In the case of Amit Shah’s son, one of the 14C notices flagged two posts with “fabricated images, portraying Jay Shah in a derogatory manner, alongside Kavya Maran, the owner of the Sunrisers Hyderabad IPL team”. The second notice flagged a social media account for “disseminating fake and AI-generated content/manipulated media targeting Jay Shah, Chairman of the ICC and son of Union HM Amit Shah”.
“The dissemination of such material on social media appears to be a propaganda-driven attempt by vested interests to defame and dishonour prominent office bearers and VIPs through the misuse of technology,” said the 14C notices concerned.
The I4C, according to its website, was established to provide a framework for law enforcement agencies to deal with cybercrime in a coordinated and comprehensive manner.
In its legal challenge, ‘X’ called the I4C’s ‘Sahyog Portal’ a “censorship portal”, which allows central and state agencies to issue information ‘blocking orders’ under the IT Act’s Section 79(3)(b).

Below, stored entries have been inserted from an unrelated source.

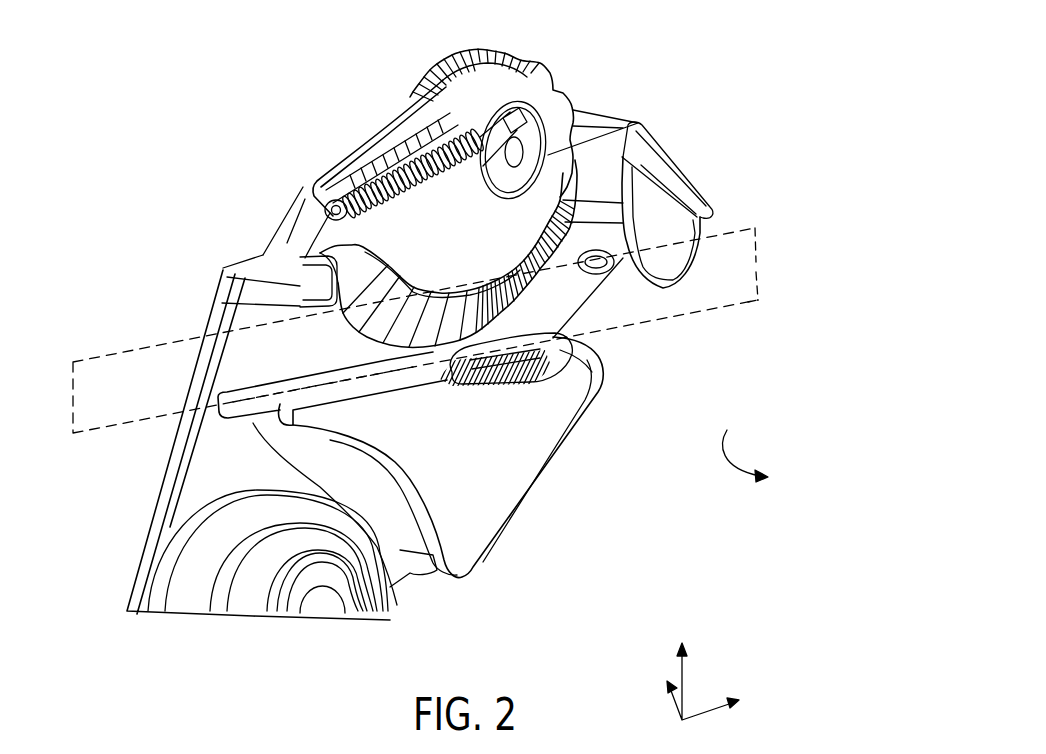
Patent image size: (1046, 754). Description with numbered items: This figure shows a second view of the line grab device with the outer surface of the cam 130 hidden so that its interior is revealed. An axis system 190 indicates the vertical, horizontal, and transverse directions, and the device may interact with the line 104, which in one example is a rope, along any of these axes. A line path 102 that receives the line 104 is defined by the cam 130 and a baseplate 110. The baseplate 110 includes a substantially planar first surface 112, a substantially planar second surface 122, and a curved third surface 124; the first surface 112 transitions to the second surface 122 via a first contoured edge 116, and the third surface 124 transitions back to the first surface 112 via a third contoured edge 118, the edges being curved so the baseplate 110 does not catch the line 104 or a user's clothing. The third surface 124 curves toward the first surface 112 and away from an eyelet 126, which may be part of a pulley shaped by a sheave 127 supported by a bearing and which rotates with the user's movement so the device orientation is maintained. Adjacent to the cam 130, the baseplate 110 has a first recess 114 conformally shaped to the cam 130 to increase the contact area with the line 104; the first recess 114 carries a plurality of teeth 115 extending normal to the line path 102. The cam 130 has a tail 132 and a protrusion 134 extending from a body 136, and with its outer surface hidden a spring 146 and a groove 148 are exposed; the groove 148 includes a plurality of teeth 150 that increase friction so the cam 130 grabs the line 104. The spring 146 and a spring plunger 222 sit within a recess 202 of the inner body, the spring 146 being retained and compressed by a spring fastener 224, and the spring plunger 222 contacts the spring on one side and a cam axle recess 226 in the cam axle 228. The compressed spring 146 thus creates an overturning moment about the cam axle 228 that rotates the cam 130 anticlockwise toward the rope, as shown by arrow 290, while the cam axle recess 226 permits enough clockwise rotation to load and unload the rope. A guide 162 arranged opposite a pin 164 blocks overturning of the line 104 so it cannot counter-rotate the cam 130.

The line path 102 is at (135, 351).
The line 104 is at (712, 283).
The baseplate 110 is at (422, 448).
The first surface 112 is at (573, 357).
The first recess 114 is at (520, 378).
The plurality of teeth 115 is at (485, 380).
The first contoured edge 116 is at (598, 368).
The third contoured edge 118 is at (230, 415).
The second surface 122 is at (523, 500).
The third surface 124 is at (357, 447).
The eyelet 126 is at (330, 610).
The sheave 127 is at (200, 612).
The cam 130 is at (356, 158).
The tail 132 is at (318, 182).
The protrusion 134 is at (548, 262).
The body 136 is at (540, 62).
The spring 146 is at (377, 153).
The groove 148 is at (340, 345).
The plurality of teeth 150 is at (373, 290).
The guide 162 is at (682, 257).
The pin 164 is at (248, 268).
The axis system 190 is at (746, 668).
The recess 202 is at (416, 100).
The spring plunger 222 is at (515, 116).
The spring fastener 224 is at (310, 193).
The cam axle recess 226 is at (484, 137).
The cam axle 228 is at (638, 123).
The arrow 290 is at (727, 452).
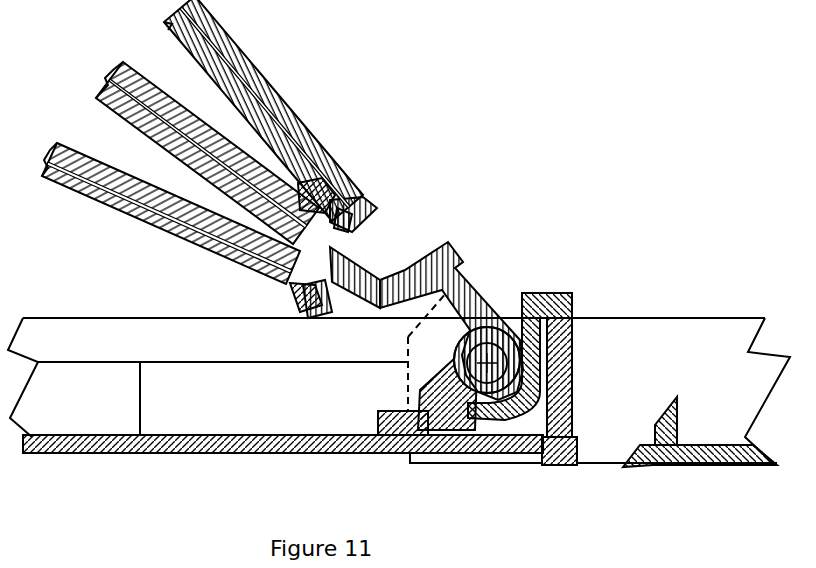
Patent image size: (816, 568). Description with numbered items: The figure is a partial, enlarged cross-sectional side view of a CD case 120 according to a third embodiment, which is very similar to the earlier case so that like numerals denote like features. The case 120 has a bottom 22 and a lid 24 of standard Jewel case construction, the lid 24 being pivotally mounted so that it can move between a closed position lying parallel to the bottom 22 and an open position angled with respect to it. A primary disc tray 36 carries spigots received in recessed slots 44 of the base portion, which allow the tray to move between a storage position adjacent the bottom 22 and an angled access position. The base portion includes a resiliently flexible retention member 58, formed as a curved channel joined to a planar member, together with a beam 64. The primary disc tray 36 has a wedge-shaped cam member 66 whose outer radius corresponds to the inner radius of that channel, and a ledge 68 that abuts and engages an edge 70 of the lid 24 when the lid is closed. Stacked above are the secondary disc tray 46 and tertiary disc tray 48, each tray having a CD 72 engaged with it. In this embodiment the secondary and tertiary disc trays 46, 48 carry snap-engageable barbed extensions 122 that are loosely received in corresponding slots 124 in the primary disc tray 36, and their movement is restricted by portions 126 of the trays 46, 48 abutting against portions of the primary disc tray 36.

The bottom 22 is at (243, 435).
The lid 24 is at (690, 465).
The primary disc tray 36 is at (470, 282).
The recessed slots 44 is at (473, 327).
The secondary disc tray 46 is at (150, 120).
The tertiary disc tray 48 is at (76, 182).
The retention member 58 is at (544, 465).
The beam 64 is at (402, 411).
The cam member 66 is at (474, 440).
The ledge 68 is at (442, 242).
The edge 70 is at (640, 455).
The CD 72 is at (268, 78).
The case 120 is at (497, 136).
The barbed extensions 122 is at (360, 236).
The slots 124 is at (307, 190).
The portions 126 is at (352, 248).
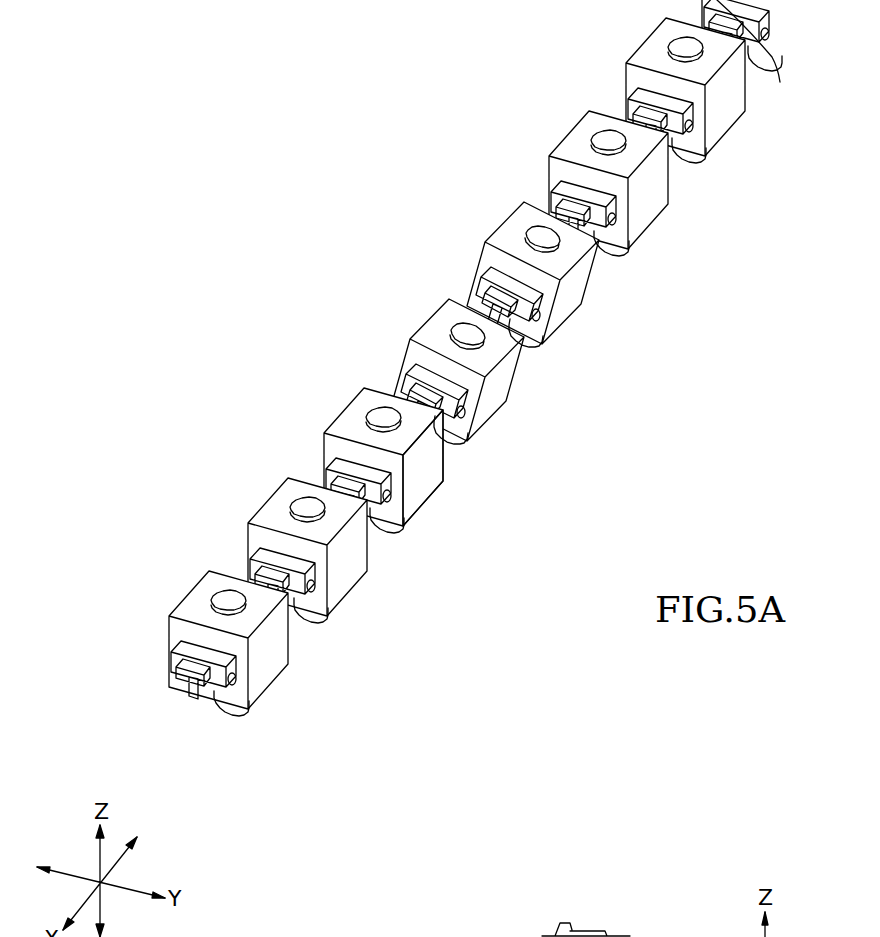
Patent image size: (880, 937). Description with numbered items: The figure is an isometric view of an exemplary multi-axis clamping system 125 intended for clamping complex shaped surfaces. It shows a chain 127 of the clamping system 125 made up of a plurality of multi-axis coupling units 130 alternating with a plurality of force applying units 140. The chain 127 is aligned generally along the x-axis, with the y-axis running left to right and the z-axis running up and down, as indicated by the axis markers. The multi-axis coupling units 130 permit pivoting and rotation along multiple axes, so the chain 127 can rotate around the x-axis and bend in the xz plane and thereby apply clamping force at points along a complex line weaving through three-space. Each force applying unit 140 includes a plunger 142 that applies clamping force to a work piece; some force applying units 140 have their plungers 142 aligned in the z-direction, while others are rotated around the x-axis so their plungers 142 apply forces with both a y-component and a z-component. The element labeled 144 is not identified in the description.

The clamping system 125 is at (436, 468).
The chain 127 is at (513, 183).
The multi-axis coupling unit 130 is at (385, 368).
The force applying unit 140 is at (323, 405).
The plunger 142 is at (393, 532).
The side surface of block 144 is at (422, 473).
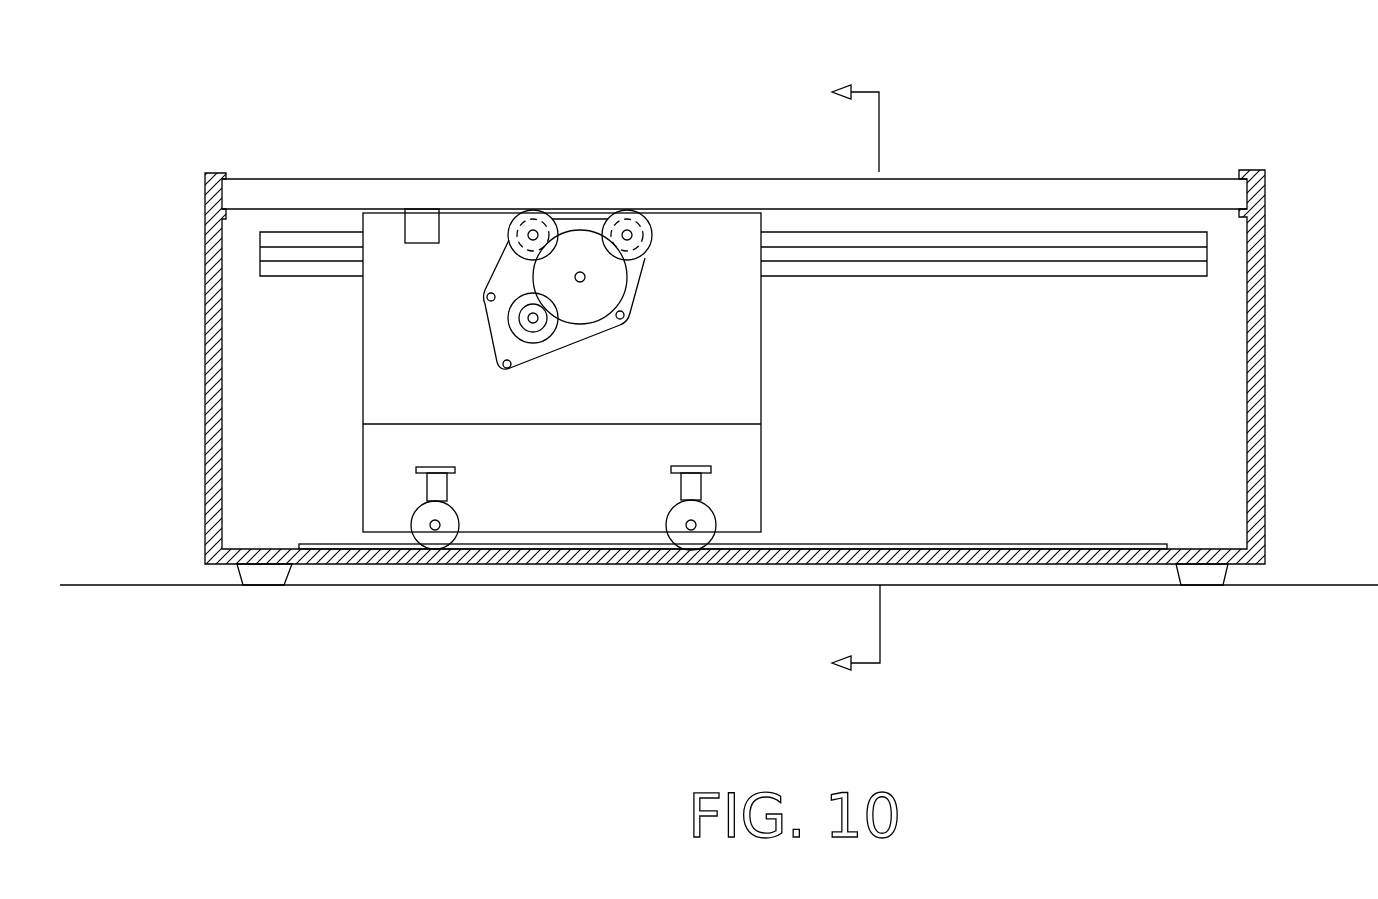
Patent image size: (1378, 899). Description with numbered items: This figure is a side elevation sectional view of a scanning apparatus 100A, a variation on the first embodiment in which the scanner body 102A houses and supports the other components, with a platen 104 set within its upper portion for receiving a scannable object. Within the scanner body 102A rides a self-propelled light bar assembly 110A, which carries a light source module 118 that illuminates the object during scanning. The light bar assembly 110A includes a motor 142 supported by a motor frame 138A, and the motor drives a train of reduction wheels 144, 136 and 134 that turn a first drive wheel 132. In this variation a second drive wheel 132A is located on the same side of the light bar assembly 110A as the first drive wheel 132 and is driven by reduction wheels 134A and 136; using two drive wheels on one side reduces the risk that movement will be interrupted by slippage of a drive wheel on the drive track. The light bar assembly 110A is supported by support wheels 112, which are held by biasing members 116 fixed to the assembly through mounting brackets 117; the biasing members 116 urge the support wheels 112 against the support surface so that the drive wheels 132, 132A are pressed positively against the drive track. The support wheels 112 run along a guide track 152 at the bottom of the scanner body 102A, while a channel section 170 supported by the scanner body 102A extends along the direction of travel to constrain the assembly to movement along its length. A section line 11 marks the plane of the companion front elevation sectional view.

Section 79 of the IT Act guarantees online platforms immunity from liability for the content that third-party users post, but subclause (3)(b) of Section 79 says a platform can lose this immunity if it fails to remove any unlawful content after being notified by the government.
The Centre‘s submission before the high court, however, clarified that the Section 79 notices were not blocking orders, as the petition said, but merely “notices informing intermediaries of their due diligence obligations”. The protection under Section 79 is lifted in case of non-compliance with the notices, it added.
‘No basis in truth’
Additionally, the 14C notices flagged posts containing “derogatory remarks to demean the Minister of Finance and Corporate Affairs”, and an account “harming the reputations of prominent public figures”, including Amit Shah and Prime Minister Narendra Modi.
One such notice, issued on 1 November last year, said that 14C received a complaint concerning the recent wave of Twitter posts targeting the Home Minister, with a false social media campaign alleging that Interpol had placed Amit Shah on a wanted list.
“The claim is entirely unfounded and misleading, with no basis in truth. The accounts responsible for disseminating this misinformation are primarily based in Pakistan, seemingly aiming to undermine both Shah’s and India’s reputations,” said the 14C notice concerned.
Another notice, issued on 23 October last year, referred to an edited video of Minister of State for MHA Bandi Sanjay Kumar. The 14C notice said the video had been manipulated to incorporate abusive content, and the posts appeared “designed to damage Mr Kumar’s reputation”.